Elizabeth Garrett

Elizabeth Garrett

President: 2015 to 2016

Elizabeth Garrett served as the 13th president of Cornell University for eight months before her untimely death from colon cancer in March 2016, and her brief presidency was marked by bold initiatives and the invigoration of standards of excellence across the university. As the first woman president in Cornell history, she was an inspiration to many on campus and beyond.

One of her first initiatives was to ask all colleges and units to examine procedures with the goal of reducing unnecessary bureaucracy and improving efficiency; from the many suggestions received, several ideas were chosen for implementation. Garrett also encouraged and provided funding for new forms of collaboration between Cornell Tech and the colleges in Ithaca—one of the major goals outlined in her inaugural address.

Perhaps most significantly, Garrett and Provost Michael I. Kotlikoff, with trustee approval, announced that Cornell would create an integrated College of Business, composed of the School of Hotel Administration, the Charles H. Dyson School of Applied Economics and Management, and the Samuel Curtis Johnson Graduate School of Management. All three are expected to benefit from greater coordination, reduced duplication of efforts, and the impact of greater scope and scale. The university established a process by which the three schools’ faculty and leadership, with alumni, student and staff input, would determine academic processes and governance as well as details of operation.

Garrett oversaw the conclusion, at the end of 2015, of Cornell’s most successful capital campaign to date, totaling $6.3 billion. She created new momentum early in 2016 by announcing the first major post-campaign gift, a $50 million endowment for the Robert Frederick Smith School of Chemical and Biomolecular Engineering and for scholarships. She also made key decisions regarding construction and financing of the Roosevelt Island campus.

Garrett, who held faculty appointments in the Law School, the Department of Government in the College of Arts and Sciences, and the Samuel Curtis Johnson Graduate School of Management, was a distinguished legal scholar with a record of public service. She came to Cornell from the University of Southern California, where she was provost and senior vice president for academic affairs from 2010 to 2014. A superb administrator, she oversaw the USC Dornsife College of Letters, Arts and Sciences, as well as the Keck School of Medicine of USC and 16 other professional schools.
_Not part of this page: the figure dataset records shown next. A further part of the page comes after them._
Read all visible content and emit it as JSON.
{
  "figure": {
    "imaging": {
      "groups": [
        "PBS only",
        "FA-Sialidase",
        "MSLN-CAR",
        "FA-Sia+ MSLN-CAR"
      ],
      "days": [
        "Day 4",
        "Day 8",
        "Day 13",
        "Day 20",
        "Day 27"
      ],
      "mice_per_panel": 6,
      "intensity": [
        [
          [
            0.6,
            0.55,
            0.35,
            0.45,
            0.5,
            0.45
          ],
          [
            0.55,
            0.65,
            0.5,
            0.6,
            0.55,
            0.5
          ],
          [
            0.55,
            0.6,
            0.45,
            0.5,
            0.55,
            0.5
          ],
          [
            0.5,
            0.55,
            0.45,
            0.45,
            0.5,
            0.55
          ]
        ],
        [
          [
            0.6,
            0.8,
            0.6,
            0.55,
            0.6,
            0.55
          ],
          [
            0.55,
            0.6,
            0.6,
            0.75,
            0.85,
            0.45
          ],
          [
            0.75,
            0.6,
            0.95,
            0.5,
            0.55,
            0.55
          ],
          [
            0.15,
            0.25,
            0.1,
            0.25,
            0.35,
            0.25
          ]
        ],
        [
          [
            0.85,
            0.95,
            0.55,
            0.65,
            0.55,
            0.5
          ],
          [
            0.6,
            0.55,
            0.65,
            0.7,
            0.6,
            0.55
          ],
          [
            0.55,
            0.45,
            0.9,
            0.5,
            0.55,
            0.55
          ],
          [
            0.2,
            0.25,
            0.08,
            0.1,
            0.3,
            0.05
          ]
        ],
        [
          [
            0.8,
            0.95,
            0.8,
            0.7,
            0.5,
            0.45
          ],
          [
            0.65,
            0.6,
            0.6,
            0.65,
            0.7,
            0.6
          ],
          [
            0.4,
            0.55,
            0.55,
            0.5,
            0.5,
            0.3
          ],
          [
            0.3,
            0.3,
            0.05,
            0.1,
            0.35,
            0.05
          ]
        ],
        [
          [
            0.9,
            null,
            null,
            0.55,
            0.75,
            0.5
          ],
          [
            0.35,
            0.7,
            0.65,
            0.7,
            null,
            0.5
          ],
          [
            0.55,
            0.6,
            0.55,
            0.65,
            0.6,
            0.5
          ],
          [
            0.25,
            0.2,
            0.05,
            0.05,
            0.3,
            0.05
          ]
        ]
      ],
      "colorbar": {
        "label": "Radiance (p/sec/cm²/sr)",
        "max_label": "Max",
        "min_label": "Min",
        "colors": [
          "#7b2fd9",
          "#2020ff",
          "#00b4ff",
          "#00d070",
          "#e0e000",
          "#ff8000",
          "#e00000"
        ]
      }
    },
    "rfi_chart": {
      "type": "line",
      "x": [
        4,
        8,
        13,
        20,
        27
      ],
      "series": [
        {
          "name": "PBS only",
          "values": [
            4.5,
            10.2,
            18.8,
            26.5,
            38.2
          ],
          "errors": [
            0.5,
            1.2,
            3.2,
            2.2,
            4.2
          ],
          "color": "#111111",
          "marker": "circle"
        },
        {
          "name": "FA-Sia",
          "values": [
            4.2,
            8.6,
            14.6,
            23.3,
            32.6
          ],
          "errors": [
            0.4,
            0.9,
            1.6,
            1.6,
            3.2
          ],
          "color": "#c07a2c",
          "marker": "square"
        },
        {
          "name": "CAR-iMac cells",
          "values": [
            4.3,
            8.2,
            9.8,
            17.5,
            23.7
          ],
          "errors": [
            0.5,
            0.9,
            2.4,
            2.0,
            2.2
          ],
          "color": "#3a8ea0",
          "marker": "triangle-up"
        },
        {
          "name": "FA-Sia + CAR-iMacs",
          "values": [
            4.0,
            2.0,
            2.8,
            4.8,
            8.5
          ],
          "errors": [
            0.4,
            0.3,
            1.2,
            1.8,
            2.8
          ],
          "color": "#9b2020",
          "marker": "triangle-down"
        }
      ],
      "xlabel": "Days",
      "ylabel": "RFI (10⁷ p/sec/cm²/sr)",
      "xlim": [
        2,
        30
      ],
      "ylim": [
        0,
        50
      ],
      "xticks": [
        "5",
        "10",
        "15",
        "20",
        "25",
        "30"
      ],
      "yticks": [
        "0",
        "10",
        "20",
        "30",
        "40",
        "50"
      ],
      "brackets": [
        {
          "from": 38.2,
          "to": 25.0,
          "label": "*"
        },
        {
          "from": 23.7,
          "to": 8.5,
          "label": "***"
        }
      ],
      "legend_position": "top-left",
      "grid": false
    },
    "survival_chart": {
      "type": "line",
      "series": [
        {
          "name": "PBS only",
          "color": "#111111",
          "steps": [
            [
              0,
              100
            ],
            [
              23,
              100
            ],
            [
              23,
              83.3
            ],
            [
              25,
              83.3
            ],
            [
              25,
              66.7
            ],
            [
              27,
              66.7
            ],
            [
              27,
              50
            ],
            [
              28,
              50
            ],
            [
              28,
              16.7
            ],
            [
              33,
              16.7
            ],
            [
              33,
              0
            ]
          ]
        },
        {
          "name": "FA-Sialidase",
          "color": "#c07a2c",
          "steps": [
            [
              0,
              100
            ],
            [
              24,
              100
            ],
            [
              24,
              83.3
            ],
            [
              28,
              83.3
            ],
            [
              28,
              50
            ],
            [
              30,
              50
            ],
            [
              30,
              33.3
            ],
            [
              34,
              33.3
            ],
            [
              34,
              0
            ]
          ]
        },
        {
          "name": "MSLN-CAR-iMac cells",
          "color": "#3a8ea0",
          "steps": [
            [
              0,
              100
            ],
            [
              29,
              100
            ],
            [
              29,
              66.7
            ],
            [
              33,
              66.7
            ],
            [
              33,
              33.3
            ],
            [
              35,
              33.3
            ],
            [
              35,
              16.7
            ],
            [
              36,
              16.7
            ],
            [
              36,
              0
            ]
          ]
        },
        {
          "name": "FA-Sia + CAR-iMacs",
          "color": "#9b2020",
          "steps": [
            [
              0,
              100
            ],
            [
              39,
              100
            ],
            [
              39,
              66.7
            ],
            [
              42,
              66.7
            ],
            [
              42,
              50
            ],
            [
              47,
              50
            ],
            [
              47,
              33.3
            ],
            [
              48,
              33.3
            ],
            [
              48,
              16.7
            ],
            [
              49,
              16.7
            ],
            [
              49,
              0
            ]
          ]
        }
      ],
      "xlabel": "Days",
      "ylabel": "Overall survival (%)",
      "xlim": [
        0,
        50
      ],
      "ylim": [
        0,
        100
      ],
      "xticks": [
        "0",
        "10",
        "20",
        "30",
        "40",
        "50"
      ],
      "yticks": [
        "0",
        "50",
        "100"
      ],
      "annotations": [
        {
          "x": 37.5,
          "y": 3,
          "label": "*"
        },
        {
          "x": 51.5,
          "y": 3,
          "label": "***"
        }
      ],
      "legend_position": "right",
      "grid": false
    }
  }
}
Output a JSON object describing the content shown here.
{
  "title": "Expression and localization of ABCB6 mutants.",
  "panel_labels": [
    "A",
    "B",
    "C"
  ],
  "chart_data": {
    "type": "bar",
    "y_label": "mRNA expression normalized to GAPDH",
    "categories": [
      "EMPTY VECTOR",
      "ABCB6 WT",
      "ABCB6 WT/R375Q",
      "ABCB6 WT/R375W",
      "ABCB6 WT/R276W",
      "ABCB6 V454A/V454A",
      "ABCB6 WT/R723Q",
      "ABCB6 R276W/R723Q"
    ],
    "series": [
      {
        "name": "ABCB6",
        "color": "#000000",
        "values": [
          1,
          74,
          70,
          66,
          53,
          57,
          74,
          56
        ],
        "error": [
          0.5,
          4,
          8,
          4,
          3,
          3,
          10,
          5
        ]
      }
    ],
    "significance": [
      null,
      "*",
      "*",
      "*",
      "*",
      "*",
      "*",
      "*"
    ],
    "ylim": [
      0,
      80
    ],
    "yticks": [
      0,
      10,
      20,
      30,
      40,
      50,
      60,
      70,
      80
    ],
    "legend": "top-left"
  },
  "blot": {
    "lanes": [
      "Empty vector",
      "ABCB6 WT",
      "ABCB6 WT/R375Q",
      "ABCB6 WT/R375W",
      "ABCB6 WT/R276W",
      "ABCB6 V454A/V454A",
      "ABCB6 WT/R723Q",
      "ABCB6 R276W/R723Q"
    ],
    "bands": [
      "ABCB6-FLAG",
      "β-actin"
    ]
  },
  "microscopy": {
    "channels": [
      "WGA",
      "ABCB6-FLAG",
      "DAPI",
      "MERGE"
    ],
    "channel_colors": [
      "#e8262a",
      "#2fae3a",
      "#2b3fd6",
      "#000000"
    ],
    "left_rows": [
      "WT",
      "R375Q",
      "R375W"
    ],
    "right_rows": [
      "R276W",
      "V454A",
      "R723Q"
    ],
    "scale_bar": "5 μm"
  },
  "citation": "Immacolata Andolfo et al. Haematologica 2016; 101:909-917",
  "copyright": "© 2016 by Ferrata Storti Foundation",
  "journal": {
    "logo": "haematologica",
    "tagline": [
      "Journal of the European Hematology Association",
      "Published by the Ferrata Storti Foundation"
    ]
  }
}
Strongly committed to public service, Garrett was appointed in 2005 by President George W. Bush to a nine-member bipartisan Tax Reform Panel. From 2009 to 2013 she was one of five commissioners on the California Fair Political Practices Commission.

Garrett’s primary scholarly interests were legislative process, the initiative and referendum process, the federal budget process, the design of democratic institutions and tax policy. She was co-author of the fifth edition of the leading casebook on legislation and statutory interpretation, Cases and Materials on Legislation: Statutes and the Creation of Public Policy (2014).

Before joining USC, Garrett was a professor of law at the University of Chicago and also served as deputy dean for academic affairs. Earlier, she was a legal advisor at the Iran–United States Claims Tribunal at The Hague and legislative director and tax and budget counsel for Senator David L. Boren (D-OK).

A life fellow of the American Bar Foundation, she was also elected a Harold Lasswell Fellow of the American Academy of Political and Social Science and a member of the Council of the American Law Institute.

Garrett was a Phi Beta Kappa graduate of the University of Oklahoma, where she earned a B.A. in history with special distinction in 1985. She received her J.D. in 1988 from the University of Virginia School of Law, where she was chosen for Order of the Coif. She clerked for Justice Thurgood Marshall on the U.S. Supreme Court and Judge Stephen Williams on the federal court of appeals for the District of Columbia.